Not wanting a repeat of the morning, I bow out early of whatever evening festivities were to take place for this final night. Back in my hotel room, looking over the vast expanse past the suburbs of Las Vegas and Henderson, I feel good. Not because I am completely sober or because I had just had some of the best Uni in my life. I feel good because I find something new I really enjoy. Before that weekend I wouldn’t have given Supercross another look. Like NASCAR or Monster Jam or going to the dentist, Supercross was something I just didn’t consider to be for me. Playing this game allows me to see the passion people have for motorsports. My desire to do better at it for the sake of a hands-on, to dive as deep as I can in one weekend into the culture around it, has me looking at this sport with optimism instead of my usual shallow, Fraiser-watching, Chaucer-reading left coast liberal cynicism. Suddenly, I give an eff, and as I search for the next event in a stadium near me for the 2018 season – Oakland in February – I see myself giving an eff for a very long time.

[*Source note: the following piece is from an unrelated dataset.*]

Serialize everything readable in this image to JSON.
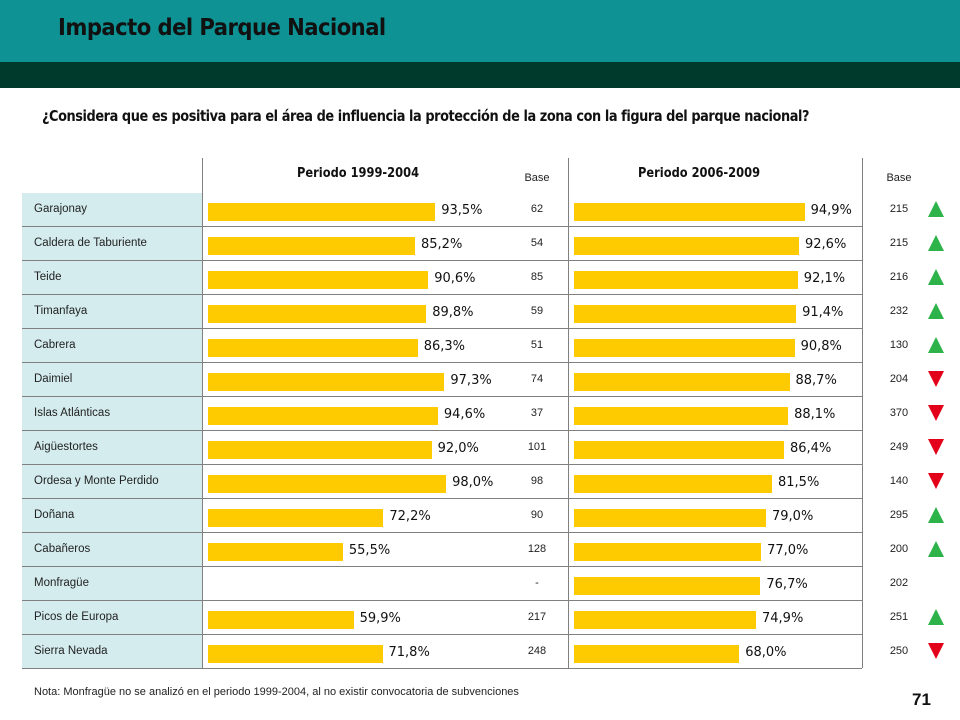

Now, as for Monster Energy Supercross – The Videogame, when Toniolo says it’s roughly 85% complete I believe it. Because while the game looks outstanding in action, there are a few troubles I come across. The racing is sound, but the physics still need work. Several times I don’t so much as land on another racer but just kind of float on top of them until I gently touch the ground. There are a few awkward crashes and wipes that really don’t seem to be my fault. The cutscenes leading in and out of each race look straight out of an early PS3 game – which Toniolo says Milestone is aware of and working on – and the rain effects hitting the screen look pretty cheap.
But beyond the physics issues, those graphical annoyances are easy to look past when the game is just this damn fun. All 17 tracks from the 2017 Supercross season will be included when it launches next year and the Monster Energy Cup track will be available as DLC sometime after that. Monster Energy Supercross – The Videogame will launch on PC, PlayStation 4, and Xbox One on February 13, 2018. The Switch version will hit a few weeks after that.